The regulator role in this model is to ensure the energy participants are operating with performance standards that reward short and long-term prices, environmental responsibility, internalisation of costs, customer satisfaction, grid security and reliability and quality of the services delivery.
The regulator would continue to have particular regulatory responsibility for low-income customers. However, this model would likely remove the need for energy concessions as specific purpose service level agreements, backed by government, would replace them. This is a more traditional business model based on service level agreements and market competition, between technologies and on service quality beyond the base ‘utility’, so it reduces (or maybe even removes) the need for price regulation.

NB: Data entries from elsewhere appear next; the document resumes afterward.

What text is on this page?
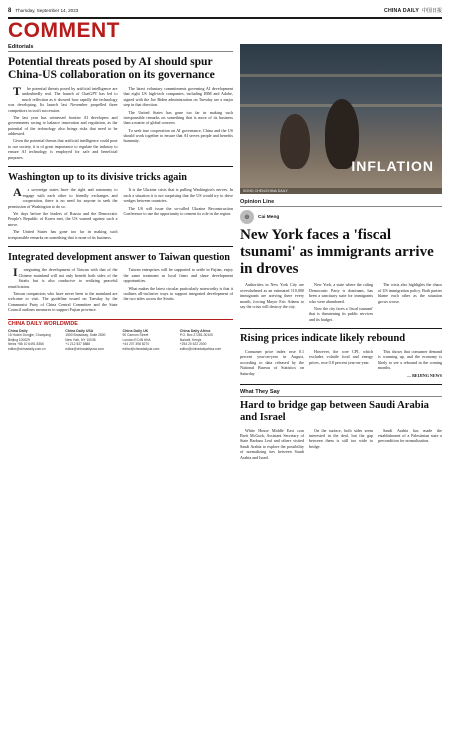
8 Thursday, September 14, 2023	CHINA DAILY 中国日报
COMMENT
Editorials
Potential threats posed by AI should spur China-US collaboration on its governance

The potential threats posed by artificial intelligence are undoubtedly real. The launch of ChatGPT has led to much reflection as it showed how rapidly the technology was developing. Its launch last November propelled three competitors in swift succession.

The last year has witnessed frontier AI developers and governments racing to balance innovation and regulation, as the potential of the technology also brings risks that need to be addressed.

Given the potential threats that artificial intelligence could pose to our society, it is of great importance to regulate the industry to ensure AI technology is employed for safe and beneficial purposes.

The latest voluntary commitments governing AI development that eight US high-tech companies, including IBM and Adobe, signed with the Joe Biden administration on Tuesday are a major step in that direction.

The United States has gone too far in making such irresponsible remarks on something that is more of its business than a matter of global concern.

To seek true cooperation on AI governance, China and the US should work together to ensure that AI serves people and benefits humanity.

Washington up to its divisive tricks again

As sovereign states have the right and autonomy to engage with each other to friendly exchanges and cooperation, there is no need for anyone to seek the permission of Washington to do so.

Yet days before the leaders of Russia and the Democratic People's Republic of Korea met, the US warned against such a move.

The United States has gone too far in making such irresponsible remarks on something that is none of its business.

It is the Ukraine crisis that is pulling Washington's nerves. In such a situation it is not surprising that the US would try to drive wedges between countries.

The US will issue the so-called Ukraine Reconstruction Conference to use the opportunity to cement its role in the region.

Integrated development answer to Taiwan question

Integrating the development of Taiwan with that of the Chinese mainland will not only benefit both sides of the Straits but is also conducive to realizing peaceful reunification.

Taiwan compatriots who have never been to the mainland are welcome to visit. The guideline issued on Tuesday by the Communist Party of China Central Committee and the State Council outlines measures to support Fujian province.

Taiwan enterprises will be supported to settle in Fujian, enjoy the same treatment as local firms and share development opportunities.

What makes the latest circular particularly noteworthy is that it outlines all-inclusive ways to support integrated development of the two sides across the Straits.

CHINA DAILY WORLDWIDE
China Daily
15 Huixin Dongjie, Chaoyang
Beijing 100029
News +86 10 6491 8366
editor@chinadaily.com.cn
China Daily USA
1500 Broadway, Suite 2800
New York, NY 10036
+1 212 537 8888
editor@chinadailyusa.com
China Daily UK
90 Cannon Street
London EC4N 6HA
+44 207 398 8270
editor@chinadailyuk.com
China Daily Africa
P.O. Box 27281-00100
Nairobi, Kenya
+254 20 522 2000
editor@chinadailyafrica.com
INFLATION
SONG CHEN/CHINA DAILY
Opinion Line
☻	Cai Meng
New York faces a 'fiscal tsunami' as immigrants arrive in droves

Authorities in New York City are overwhelmed as an estimated 110,000 immigrants are arriving there every month, forcing Mayor Eric Adams to say the crisis will destroy the city.

New York, a state where the ruling Democratic Party is dominant, has been a sanctuary state for immigrants who were abandoned.

Now the city faces a 'fiscal tsunami' that is threatening its public services and its budget.

The crisis also highlights the chaos of US immigration policy. Both parties blame each other as the situation grows worse.

Rising prices indicate likely rebound

Consumer price index rose 0.1 percent year-on-year in August, according to data released by the National Bureau of Statistics on Saturday.

However, the core CPI, which excludes volatile food and energy prices, rose 0.8 percent year-on-year.

This shows that consumer demand is warming up, and the economy is likely to see a rebound in the coming months.

— BEIJING NEWS

What They Say
Hard to bridge gap between Saudi Arabia and Israel

White House Middle East czar Brett McGurk, Assistant Secretary of State Barbara Leaf and others visited Saudi Arabia to explore the possibility of normalizing ties between Saudi Arabia and Israel.

On the surface, both sides seem interested in the deal, but the gap between them is still too wide to bridge.

Saudi Arabia has made the establishment of a Palestinian state a precondition for normalization.
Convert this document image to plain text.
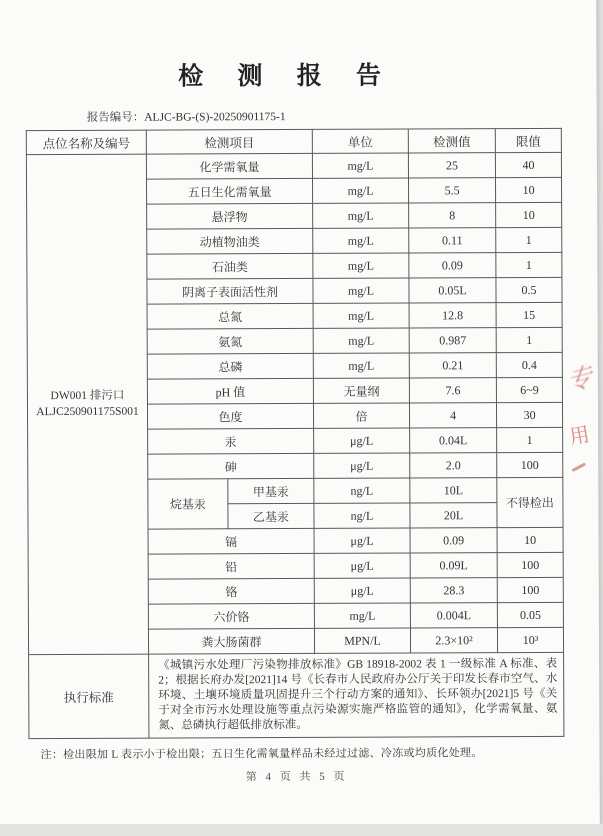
检 测 报 告
报告编号：ALJC-BG-(S)-20250901175-1
点位名称及编号	检测项目		单位	检测值	限值

DW001 排污口
ALJC250901175S001	化学需氧量		mg/L	25	40
	五日生化需氧量		mg/L	5.5	10
	悬浮物		mg/L	8	10
	动植物油类		mg/L	0.11	1
	石油类		mg/L	0.09	1
	阴离子表面活性剂		mg/L	0.05L	0.5
	总氮		mg/L	12.8	15
	氨氮		mg/L	0.987	1
	总磷		mg/L	0.21	0.4
	pH 值		无量纲	7.6	6~9
	色度		倍	4	30
	汞		μg/L	0.04L	1
	砷		μg/L	2.0	100
	烷基汞	甲基汞	ng/L	10L	不得检出
		乙基汞	ng/L	20L	
	镉		μg/L	0.09	10
	铅		μg/L	0.09L	100
	铬		μg/L	28.3	100
	六价铬		mg/L	0.004L	0.05
	粪大肠菌群		MPN/L	2.3×10²	10³
执行标准	《城镇污水处理厂污染物排放标准》GB 18918-2002 表 1 一级标准 A 标准、表 2；根据长府办发[2021]14 号《长春市人民政府办公厅关于印发长春市空气、水环境、土壤环境质量巩固提升三个行动方案的通知》、长环领办[2021]5 号《关于对全市污水处理设施等重点污染源实施严格监管的通知》，化学需氧量、氨氮、总磷执行超低排放标准。				
注：检出限加 L 表示小于检出限；五日生化需氧量样品未经过过滤、冷冻或均质化处理。
第 4 页 共 5 页
专
用
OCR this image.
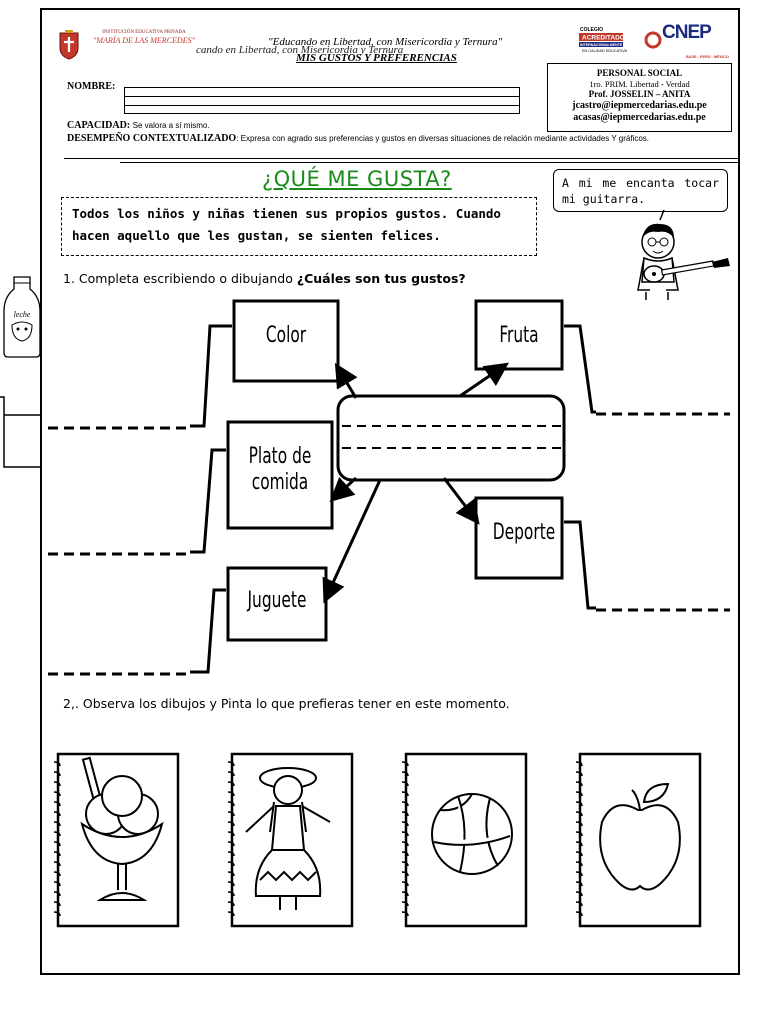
INSTITUCIÓN EDUCATIVA PRIVADA
"MARÍA DE LAS MERCEDES"
cando en Libertad, con Misericordia y Ternura
"Educando en Libertad, con Misericordia y Ternura"
MIS GUSTOS Y PREFERENCIAS
COLEGIO
ACREDITADO
INTERNACIONALMENTE
EN CALIDAD EDUCATIVA
BASE - PERÚ - MÉXICO
CNEP
PERSONAL SOCIAL
1ro. PRIM. Libertad - Verdad
Prof. JOSSELIN – ANITA
jcastro@iepmercedarias.edu.pe
acasas@iepmercedarias.edu.pe
NOMBRE:
CAPACIDAD: Se valora a sí mismo.
DESEMPEÑO CONTEXTUALIZADO: Expresa con agrado sus preferencias y gustos en diversas situaciones de relación mediante actividades Y gráficos.
¿QUÉ ME GUSTA?
Todos los niños y niñas tienen sus propios gustos. Cuando hacen aquello que les gustan, se sienten felices.
A mi me encanta tocar mi guitarra.
leche
1. Completa escribiendo o dibujando ¿Cuáles son tus gustos?
Color	Fruta
Plato de
comida
Deporte
Juguete
2,. Observa los dibujos y Pinta lo que prefieras tener en este momento.
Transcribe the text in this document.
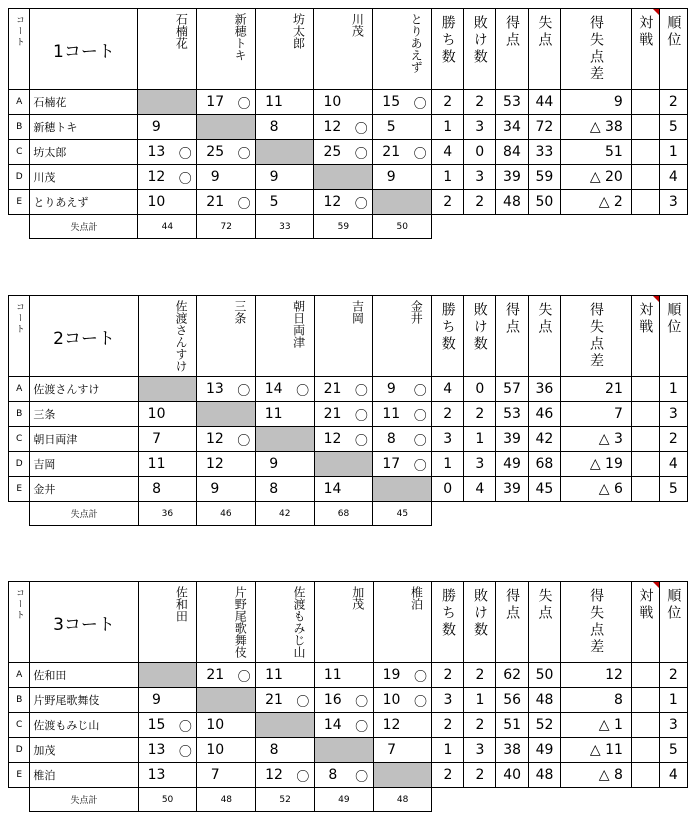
コート	1コート	石楠花		新穂トキ		坊太郎		川茂		とりあえず		勝ち数	敗け数	得点	失点	得失点差	対戦	順位

A	石楠花			17	〇	11		10		15	〇	2	2	53	44	9		2
B	新穂トキ	9				8		12	〇	5		1	3	34	72	△ 38		5
C	坊太郎	13	〇	25	〇			25	〇	21	〇	4	0	84	33	51		1
D	川茂	12	〇	9		9				9		1	3	39	59	△ 20		4
E	とりあえず	10		21	〇	5		12	〇			2	2	48	50	△ 2		3
	失点計	44		72		33		59		50								
コート	2コート	佐渡さんすけ		三条		朝日両津		吉岡		金井		勝ち数	敗け数	得点	失点	得失点差	対戦	順位

A	佐渡さんすけ			13	〇	14	〇	21	〇	9	〇	4	0	57	36	21		1
B	三条	10				11		21	〇	11	〇	2	2	53	46	7		3
C	朝日両津	7		12	〇			12	〇	8	〇	3	1	39	42	△ 3		2
D	吉岡	11		12		9				17	〇	1	3	49	68	△ 19		4
E	金井	8		9		8		14				0	4	39	45	△ 6		5
	失点計	36		46		42		68		45								
コート	3コート	佐和田		片野尾歌舞伎		佐渡もみじ山		加茂		椎泊		勝ち数	敗け数	得点	失点	得失点差	対戦	順位

A	佐和田			21	〇	11		11		19	〇	2	2	62	50	12		2
B	片野尾歌舞伎	9				21	〇	16	〇	10	〇	3	1	56	48	8		1
C	佐渡もみじ山	15	〇	10				14	〇	12		2	2	51	52	△ 1		3
D	加茂	13	〇	10		8				7		1	3	38	49	△ 11		5
E	椎泊	13		7		12	〇	8	〇			2	2	40	48	△ 8		4
	失点計	50		48		52		49		48								
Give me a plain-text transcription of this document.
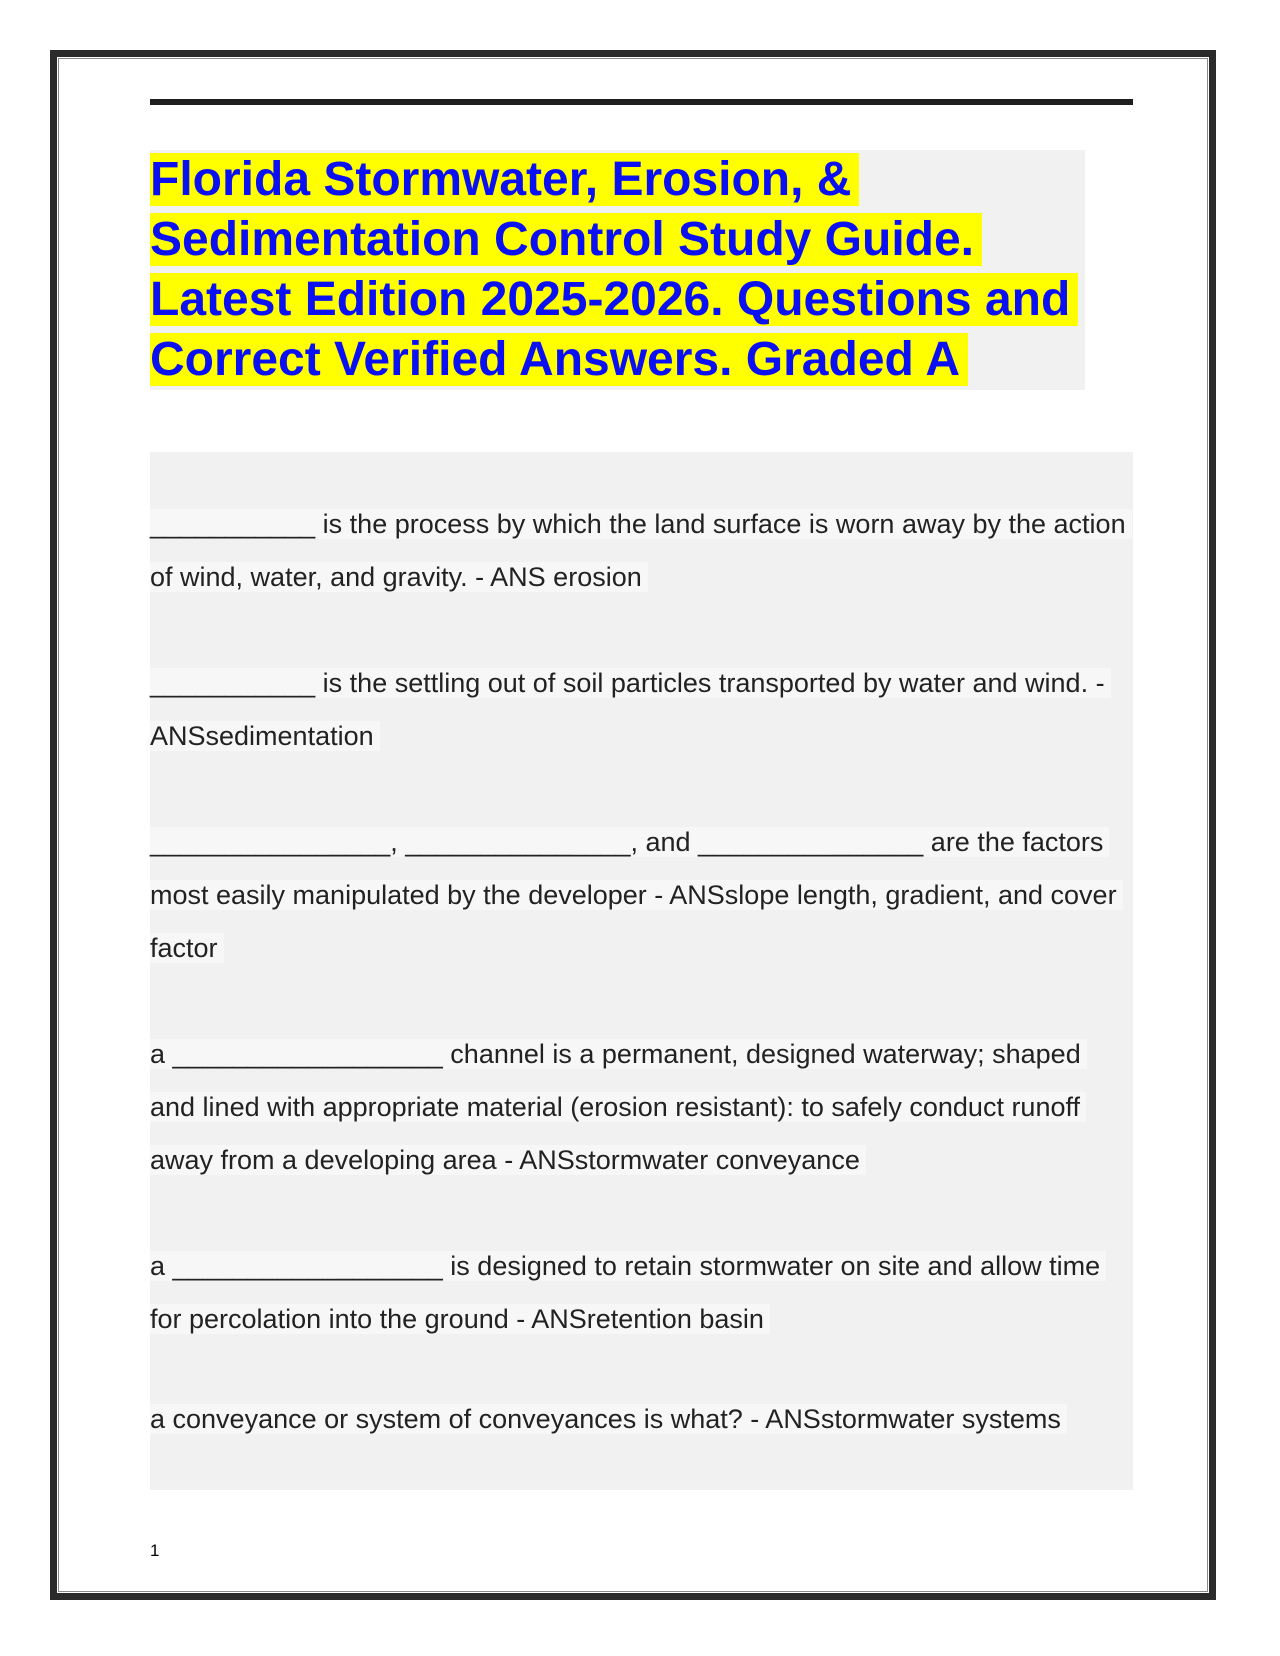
Florida Stormwater, Erosion, & Sedimentation Control Study Guide. Latest Edition 2025-2026. Questions and Correct Verified Answers. Graded A
___________ is the process by which the land surface is worn away by the action of wind, water, and gravity. - ANS erosion
___________ is the settling out of soil particles transported by water and wind. - ANSsedimentation
________________, _______________, and _______________ are the factors most easily manipulated by the developer - ANSslope length, gradient, and cover factor
a __________________ channel is a permanent, designed waterway; shaped and lined with appropriate material (erosion resistant): to safely conduct runoff away from a developing area - ANSstormwater conveyance
a __________________ is designed to retain stormwater on site and allow time for percolation into the ground - ANSretention basin
a conveyance or system of conveyances is what? - ANSstormwater systems
1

The demand management utility should provide the ‘utility’ platform to encourage wide third-party participation in providing services such as independent distribution system operators (eg: peer to peer at household, business, precinct or local government level). The demand management utility operates at the retail level, fully under the oversight of markets and state and federal regulators – but using new measures and guidelines based on customer based services and success metrics.
Such a move would remove the split and confusing regulatory responsibilities in the NEM of today (which really should really be a national physical distributed energy network – now there’s a nation building project!) with distributors blended with retailers, so becoming services providers, and being forced to face the consumer. This would ensure that business incentives match the best interests of utilities, customers, and the public good more generally – they don’t right now.
This is an increasingly urgent conversation, to engage policy makers and political leaders on solutions to a broken system. But that must focus on collaboration, because the increasingly common and intense fight currently underway are ultimately a distraction.
The elephant in the room is the existing massive investment in fossil fuel assets – and how to move faster than business as usual to remove them and replace them with renewables. That’s the killer for renewables of all types even if the RET issue is resolved today: it is a fact that there is a massive generation capacity overhang – albeit EVs and rising gas prices might change that a little, or a lot – (I think the latter), which makes the transformation even more urgent. But based on current demand BAU forecast Australia has no need for new generation capacity until at least 2026 – none at all of any type!
Unless we rapidly take out the oldest and dirtiest generators somehow and then the rest, we will have a broken electricity energy system unable to achieve needed emissions reductions and poor opportunities for viable and growing renewables businesses too. Distributed generation bring great regional employment and other social and economic flow-ons.
We could simply try to get government mandates on emissions and/or a new carbon price, but I suspect that battle will remain hard and be too slow to meet the decarbonisation timetable science tells us we must follow to reduce CO2 and other GHG emissions. I have some ideas about how we can shut down dirty power stations sooner than later, but although market based they are uncomfortable ideas that many will reject out of hand. I will discuss them in a future article.
Steve Blume is president of the Australian Solar Council and the Australian Energy Storage Council.